In I.V.Arnolds classification there are also sentence equivalents, proverbs, sayings and quatations, e.g. The sky is the limit, What makes him tick, I am easy. Proverbs are usually metaphorical, e.g. Too many cooks spoil the broth, while sayings are as a rule non-metaphorical, e.g. Where there is a will there is a way.


Borrowing words from other languages is characteristic of English throughout its history More than two thirds of the English vocabulary are borrowings. Mostly they are words of Romanic origin (Latin, French, Italian, Spanish). Borrowed words are different from native ones by their phonetic structure, by their morphological structure and also by their grammatical forms. It is also characterisitic of borrowings to be non-motivated semantically.

English history is very rich in different types of contacts with other countries, that is why it is very rich in borrowings.
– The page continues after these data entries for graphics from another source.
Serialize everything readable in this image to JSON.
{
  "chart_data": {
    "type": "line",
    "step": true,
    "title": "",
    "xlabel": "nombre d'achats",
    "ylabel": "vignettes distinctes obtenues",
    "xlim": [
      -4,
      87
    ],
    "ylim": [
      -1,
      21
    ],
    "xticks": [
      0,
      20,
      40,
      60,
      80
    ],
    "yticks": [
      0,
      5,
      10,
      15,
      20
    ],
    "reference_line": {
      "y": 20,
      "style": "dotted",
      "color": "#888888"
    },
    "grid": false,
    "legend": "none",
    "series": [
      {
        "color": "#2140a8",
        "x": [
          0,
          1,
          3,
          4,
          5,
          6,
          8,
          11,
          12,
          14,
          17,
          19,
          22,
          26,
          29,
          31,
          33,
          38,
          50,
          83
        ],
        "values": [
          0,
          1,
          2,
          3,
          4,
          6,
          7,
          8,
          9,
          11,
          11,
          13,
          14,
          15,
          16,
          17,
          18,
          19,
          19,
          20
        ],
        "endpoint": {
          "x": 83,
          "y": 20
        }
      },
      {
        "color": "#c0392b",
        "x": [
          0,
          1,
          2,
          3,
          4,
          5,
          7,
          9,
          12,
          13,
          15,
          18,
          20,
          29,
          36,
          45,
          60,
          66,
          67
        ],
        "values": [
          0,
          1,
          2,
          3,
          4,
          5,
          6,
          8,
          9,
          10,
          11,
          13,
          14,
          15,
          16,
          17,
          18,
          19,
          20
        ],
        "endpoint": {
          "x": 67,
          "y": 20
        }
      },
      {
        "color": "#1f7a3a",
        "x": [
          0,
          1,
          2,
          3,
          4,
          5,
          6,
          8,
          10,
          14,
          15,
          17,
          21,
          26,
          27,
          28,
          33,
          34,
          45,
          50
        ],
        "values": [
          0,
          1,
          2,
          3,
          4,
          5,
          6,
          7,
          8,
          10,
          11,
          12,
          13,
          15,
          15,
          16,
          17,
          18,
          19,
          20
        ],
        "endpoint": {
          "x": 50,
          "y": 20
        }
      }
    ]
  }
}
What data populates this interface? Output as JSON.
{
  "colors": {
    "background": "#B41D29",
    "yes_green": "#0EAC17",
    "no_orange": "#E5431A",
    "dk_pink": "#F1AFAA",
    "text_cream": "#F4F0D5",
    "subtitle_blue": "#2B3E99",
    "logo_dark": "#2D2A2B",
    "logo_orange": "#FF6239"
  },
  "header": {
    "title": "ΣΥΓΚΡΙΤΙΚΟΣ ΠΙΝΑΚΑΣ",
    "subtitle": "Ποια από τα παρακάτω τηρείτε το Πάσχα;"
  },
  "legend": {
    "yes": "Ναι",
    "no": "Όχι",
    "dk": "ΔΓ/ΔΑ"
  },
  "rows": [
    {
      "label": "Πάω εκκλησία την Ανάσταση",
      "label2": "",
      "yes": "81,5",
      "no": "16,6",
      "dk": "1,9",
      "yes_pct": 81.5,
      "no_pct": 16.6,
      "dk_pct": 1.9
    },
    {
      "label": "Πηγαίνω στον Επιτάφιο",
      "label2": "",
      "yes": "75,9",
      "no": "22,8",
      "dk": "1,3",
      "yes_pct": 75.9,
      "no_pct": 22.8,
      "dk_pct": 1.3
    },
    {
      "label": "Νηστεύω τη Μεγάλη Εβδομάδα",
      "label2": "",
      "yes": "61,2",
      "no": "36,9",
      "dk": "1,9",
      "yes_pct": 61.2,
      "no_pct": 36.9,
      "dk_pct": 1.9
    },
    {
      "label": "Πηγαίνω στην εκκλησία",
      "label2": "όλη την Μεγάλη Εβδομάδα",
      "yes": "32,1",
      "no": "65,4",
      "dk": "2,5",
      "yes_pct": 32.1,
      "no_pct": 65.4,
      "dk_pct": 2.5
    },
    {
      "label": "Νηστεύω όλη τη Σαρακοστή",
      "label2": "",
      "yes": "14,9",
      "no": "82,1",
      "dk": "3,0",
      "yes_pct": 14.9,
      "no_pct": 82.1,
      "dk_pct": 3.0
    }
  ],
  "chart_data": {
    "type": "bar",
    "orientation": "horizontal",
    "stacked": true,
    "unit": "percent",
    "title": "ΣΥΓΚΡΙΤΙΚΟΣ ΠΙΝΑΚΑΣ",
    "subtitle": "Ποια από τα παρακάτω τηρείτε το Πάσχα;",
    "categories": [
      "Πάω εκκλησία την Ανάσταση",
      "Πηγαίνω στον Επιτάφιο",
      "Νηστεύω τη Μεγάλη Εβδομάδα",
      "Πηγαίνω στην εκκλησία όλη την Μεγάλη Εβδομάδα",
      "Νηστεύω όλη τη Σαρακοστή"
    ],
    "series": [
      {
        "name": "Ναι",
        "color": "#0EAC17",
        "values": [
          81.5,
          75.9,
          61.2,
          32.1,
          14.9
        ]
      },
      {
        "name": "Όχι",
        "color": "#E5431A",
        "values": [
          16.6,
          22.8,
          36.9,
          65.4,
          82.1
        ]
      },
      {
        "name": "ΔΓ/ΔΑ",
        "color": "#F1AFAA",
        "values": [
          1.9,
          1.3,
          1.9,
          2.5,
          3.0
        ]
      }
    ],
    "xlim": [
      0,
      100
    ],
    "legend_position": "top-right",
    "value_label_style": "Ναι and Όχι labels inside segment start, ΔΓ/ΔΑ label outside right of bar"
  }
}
The Roman invasion, the adoption of Cristianity, Scandinavian and Norman conquests of the British Isles, the development of British colonialism and trade and cultural relations served to increase immensely the English vocabulary. The majority of these borrowings are fully assimilated in English in their pronunciation, grammar, spelling and can be hardly distinguished from native words.